Comment allez-vous maintenant ?
« Une intervention chirurgicale est nécessaire immédiatement ! »
Ye Jun a dit : « D'accord, je comprends. »
Après avoir raccroché, Ye Jun fronça les sourcils. C'était tout simplement incroyable
; comment une chose pareille avait-elle pu se produire
? Pas étonnant que Xu Zhengyang sache que c'était lui qui avait chargé quelqu'un de donner une leçon à Chen Chaojiang.
Lorsque ce subordonné a appelé plus tôt, il a donné un récit détaillé des événements, expliquant que personne ne soupçonnerait Ye Jun car, au moment où son subordonné recevait l'ordre et s'apprêtait à l'exécuter, il était tombé sur des voyous qui agressaient Chen Chaojiang. Ces imbéciles avaient cependant été mis hors d'état de nuire.
Profitant de l'occasion, les hommes de Ye Jun ont tiré sur Chen Chaojiang et l'ont blessé.
Cela a naturellement suscité des soupçons quant à la complicité du meurtrier avec ces imbéciles.

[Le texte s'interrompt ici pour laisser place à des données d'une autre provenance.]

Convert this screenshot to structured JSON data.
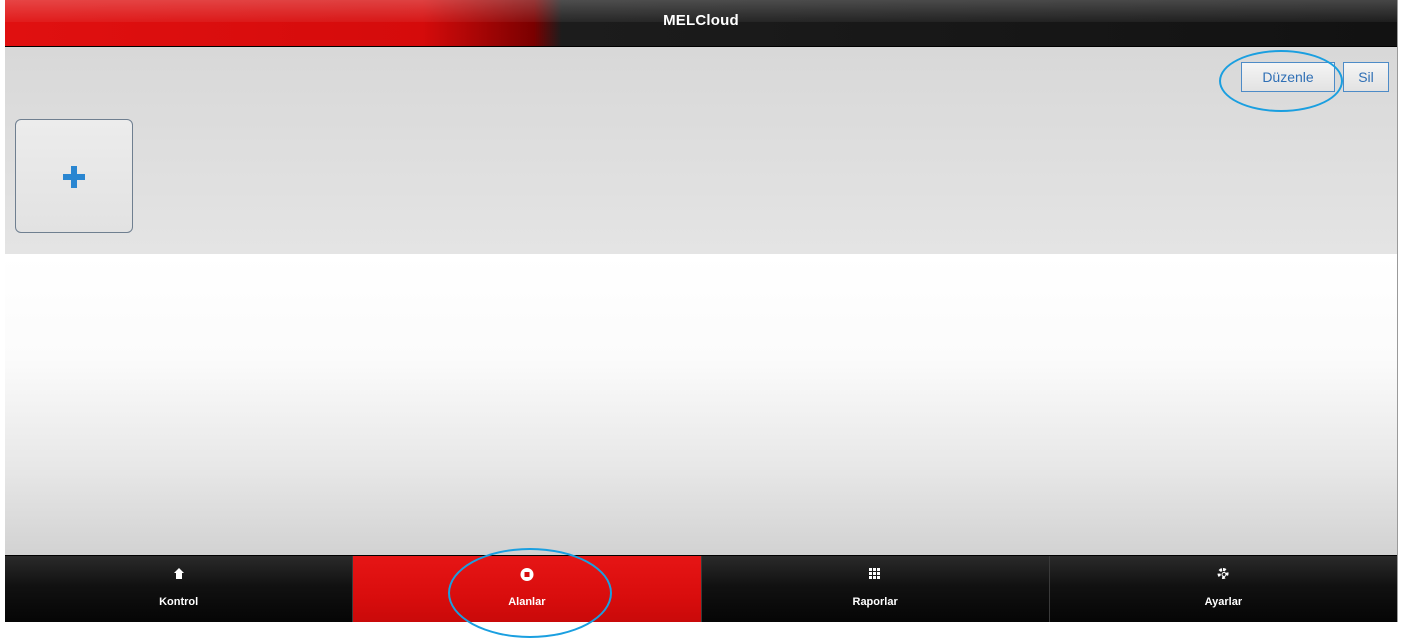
{
  "header": {
    "title": "MELCloud"
  },
  "toolbar": {
    "edit_label": "Düzenle",
    "delete_label": "Sil"
  },
  "content": {
    "add_tile_icon": "plus-icon"
  },
  "tabs": [
    {
      "label": "Kontrol",
      "icon": "home-icon",
      "active": false
    },
    {
      "label": "Alanlar",
      "icon": "areas-icon",
      "active": true
    },
    {
      "label": "Raporlar",
      "icon": "grid-icon",
      "active": false
    },
    {
      "label": "Ayarlar",
      "icon": "gear-icon",
      "active": false
    }
  ],
  "colors": {
    "brand_red": "#e01010",
    "header_dark": "#121212",
    "button_blue": "#2f6fb5",
    "plus_blue": "#2a86d1",
    "annotation_blue": "#1a9fe0"
  }
}
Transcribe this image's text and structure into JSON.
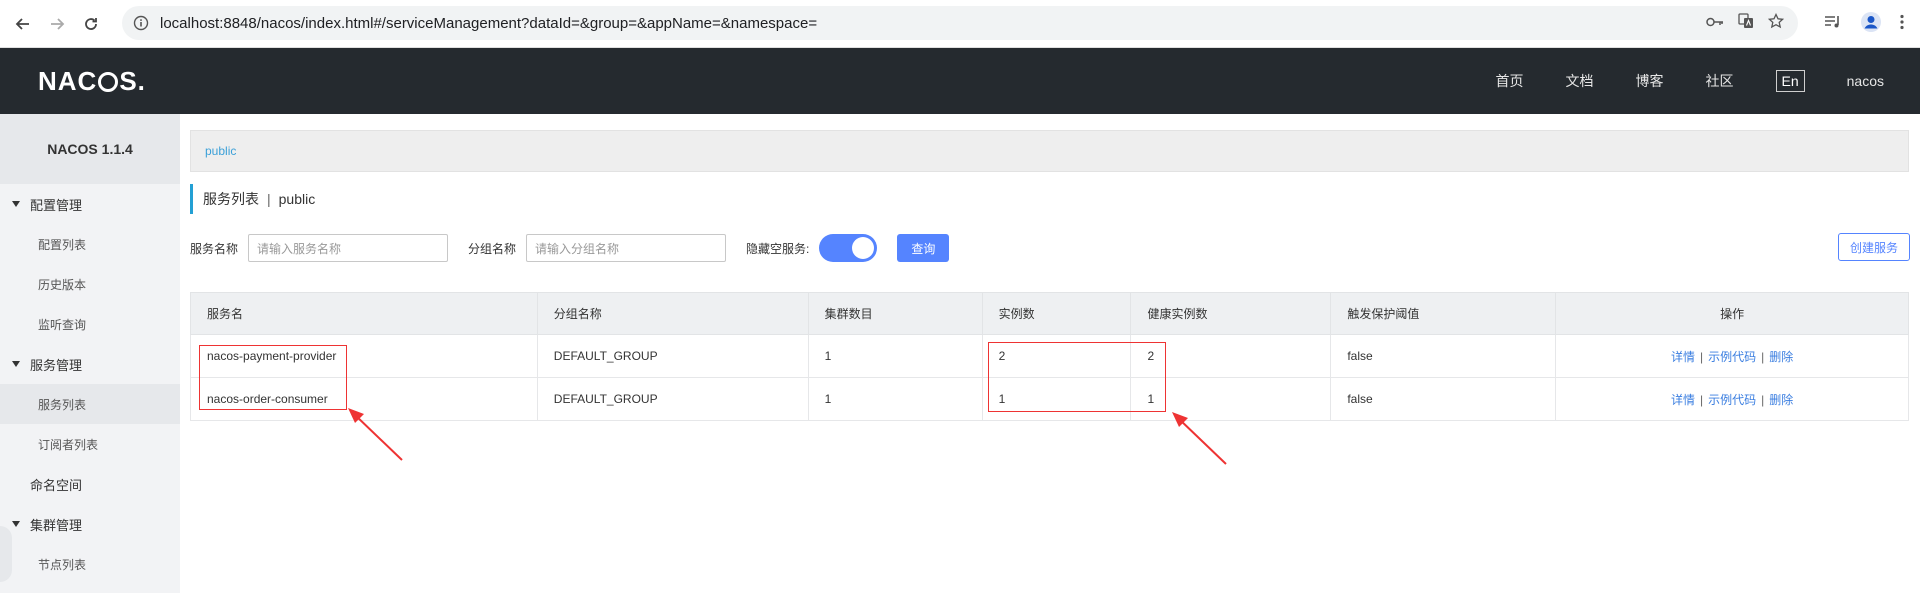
{
  "browser": {
    "url": "localhost:8848/nacos/index.html#/serviceManagement?dataId=&group=&appName=&namespace="
  },
  "header": {
    "logo": "NACOS.",
    "nav": [
      "首页",
      "文档",
      "博客",
      "社区"
    ],
    "lang": "En",
    "user": "nacos"
  },
  "sidebar": {
    "title": "NACOS 1.1.4",
    "groups": [
      {
        "label": "配置管理",
        "items": [
          "配置列表",
          "历史版本",
          "监听查询"
        ]
      },
      {
        "label": "服务管理",
        "items": [
          "服务列表",
          "订阅者列表"
        ]
      }
    ],
    "namespace": "命名空间",
    "cluster": {
      "label": "集群管理",
      "items": [
        "节点列表"
      ]
    }
  },
  "main": {
    "namespace_link": "public",
    "title": "服务列表",
    "title_sep": "|",
    "title_ns": "public",
    "filters": {
      "service_label": "服务名称",
      "service_placeholder": "请输入服务名称",
      "group_label": "分组名称",
      "group_placeholder": "请输入分组名称",
      "hide_empty_label": "隐藏空服务:",
      "hide_empty_on": true,
      "query_button": "查询"
    },
    "create_button": "创建服务",
    "table": {
      "headers": [
        "服务名",
        "分组名称",
        "集群数目",
        "实例数",
        "健康实例数",
        "触发保护阈值",
        "操作"
      ],
      "rows": [
        {
          "name": "nacos-payment-provider",
          "group": "DEFAULT_GROUP",
          "clusters": "1",
          "instances": "2",
          "healthy": "2",
          "threshold": "false"
        },
        {
          "name": "nacos-order-consumer",
          "group": "DEFAULT_GROUP",
          "clusters": "1",
          "instances": "1",
          "healthy": "1",
          "threshold": "false"
        }
      ],
      "ops": {
        "detail": "详情",
        "sample": "示例代码",
        "delete": "删除",
        "sep": "|"
      }
    }
  },
  "colors": {
    "header_bg": "#252a2f",
    "primary": "#5584ff",
    "accent": "#23a0d4",
    "annotation": "#e33333"
  }
}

Après avoir écouté le rapport de son subordonné, Ye Jun sourit et dit : « Je devrai lui répéter plus tard que c'est moi qui l'ai blessé, sinon comment comprendra-t-il la leçon ? »
Volume Cinq, Spirit Official, Chapitre 256
: Il y a quelqu’un de plus anxieux que vous
Ye Jun ne s'attendait pas à ce que ses hommes soient retrouvés si rapidement par Xu Zhengyang. Ou plutôt, il s'est livré sans le savoir à Xu Zhengyang, pour être sauvagement battu.
N'est-ce pas une gifle flagrante pour Ye Jun ?
Quelle absurdité !
Alors que Ye Jun commençait à s'impatienter, Ye Wan sortit de la villa et se tint dans la cour. Elle jeta un coup d'œil furtif autour d'elle et aperçut Ye Jun sous un arbre au bord de la route, non loin de là.
Ye Wan rougit de malaise, fit la moue, lança un regard noir à son frère, puis se retourna pour rentrer dans la maison.
« Wan'er, viens ici un instant ! » lança Ye Jun d'un ton sévère.
« Frère… » Ye Wan sortit de la cour, la bouche serrée, le visage sévère et le cœur rempli de ressentiment.